About the Israel Museum’s Vera and Arturo Schwarz Collection of Dada and Surrealism
The Israel Museum is recognized as a leading international repository for the research and display of Dada and Surrealist art, thanks to a consistent history of gifts since its founding 51 years ago. First and foremost is Arturo Schwarz, who in 1972 gifted a complete set of readymades by Marcel Duchamp, followed in 1991 by his further gift of a rare holding of Dada and Surrealist documents, periodicals, books, manuscripts, and letters; and in 1998, on the occasion of Israel’s 50th Anniversary, the donation of his collection of more than 800 works of Dada, Surrealist, and pre-Surrealist art, including unparalleled holdings of individual artists such as Duchamp and Man Ray within a total ensemble of works by over 200 artists. Remarkable in quality and breadth, the Vera and Arturo Schwarz Collection comprises a central core of the Museum’s Dada and Surrealist holdings.
The exhibition is generously supported by IKEA Israel and Matthew Bronfman, New York, with additional support from Grace Frankel and Hanns Salzer Levi, Marbella, Spain, and the Museum’s 2017 Exhibition Fund.
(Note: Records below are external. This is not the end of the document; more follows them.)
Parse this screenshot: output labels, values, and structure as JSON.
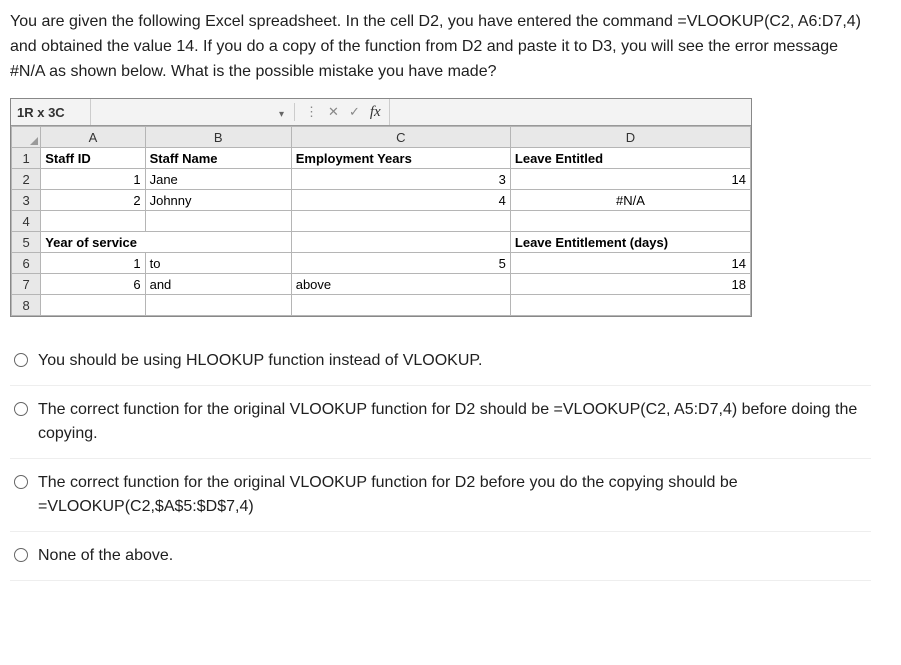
{
  "question": {
    "prompt": "You are given the following Excel spreadsheet. In the cell D2, you have entered the command =VLOOKUP(C2, A6:D7,4) and obtained the value  14. If you do a copy of the function from D2 and paste it to D3, you will see the error message #N/A as shown below. What is the possible mistake you have made?"
  },
  "excel": {
    "namebox": "1R x 3C",
    "fx_label": "fx",
    "columns": {
      "A": "A",
      "B": "B",
      "C": "C",
      "D": "D"
    },
    "rows": {
      "r1": {
        "A": "Staff ID",
        "B": "Staff Name",
        "C": "Employment Years",
        "D": "Leave Entitled"
      },
      "r2": {
        "A": "1",
        "B": "Jane",
        "C": "3",
        "D": "14"
      },
      "r3": {
        "A": "2",
        "B": "Johnny",
        "C": "4",
        "D": "#N/A"
      },
      "r4": {
        "A": "",
        "B": "",
        "C": "",
        "D": ""
      },
      "r5": {
        "A": "Year of service",
        "B": "",
        "C": "",
        "D": "Leave Entitlement (days)"
      },
      "r6": {
        "A": "1",
        "B": "to",
        "C": "5",
        "D": "14"
      },
      "r7": {
        "A": "6",
        "B": "and",
        "C": "above",
        "D": "18"
      },
      "r8": {
        "A": "",
        "B": "",
        "C": "",
        "D": ""
      }
    },
    "rowlabels": {
      "r1": "1",
      "r2": "2",
      "r3": "3",
      "r4": "4",
      "r5": "5",
      "r6": "6",
      "r7": "7",
      "r8": "8"
    }
  },
  "options": {
    "a": "You should be using HLOOKUP function instead of VLOOKUP.",
    "b": "The correct function for the original VLOOKUP function for D2 should be =VLOOKUP(C2, A5:D7,4) before doing the copying.",
    "c": "The correct function for the original VLOOKUP function for D2 before you do the copying should be =VLOOKUP(C2,$A$5:$D$7,4)",
    "d": "None of the above."
  }
}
No Place Like Home is curated by Dr. Adina Kamien-Kazhdan, the Israel Museum’s David Rockefeller Senior Curator in The Stella Fischbach Department of Modern Art. The exhibition is accompanied by an IKEA-inspired catalogue, featuring essays by contributing architects and art historians that shed light on the varied interpretations of the domestic object and on topics ranging from the relationship between architecture and psychoanalysis, gender, and the domestic object to an exploration of place and displacement. The catalogue is made possible by Nancy Wald, Oxford, in honor and in memory of her parents, Benjamin and Frances Miller.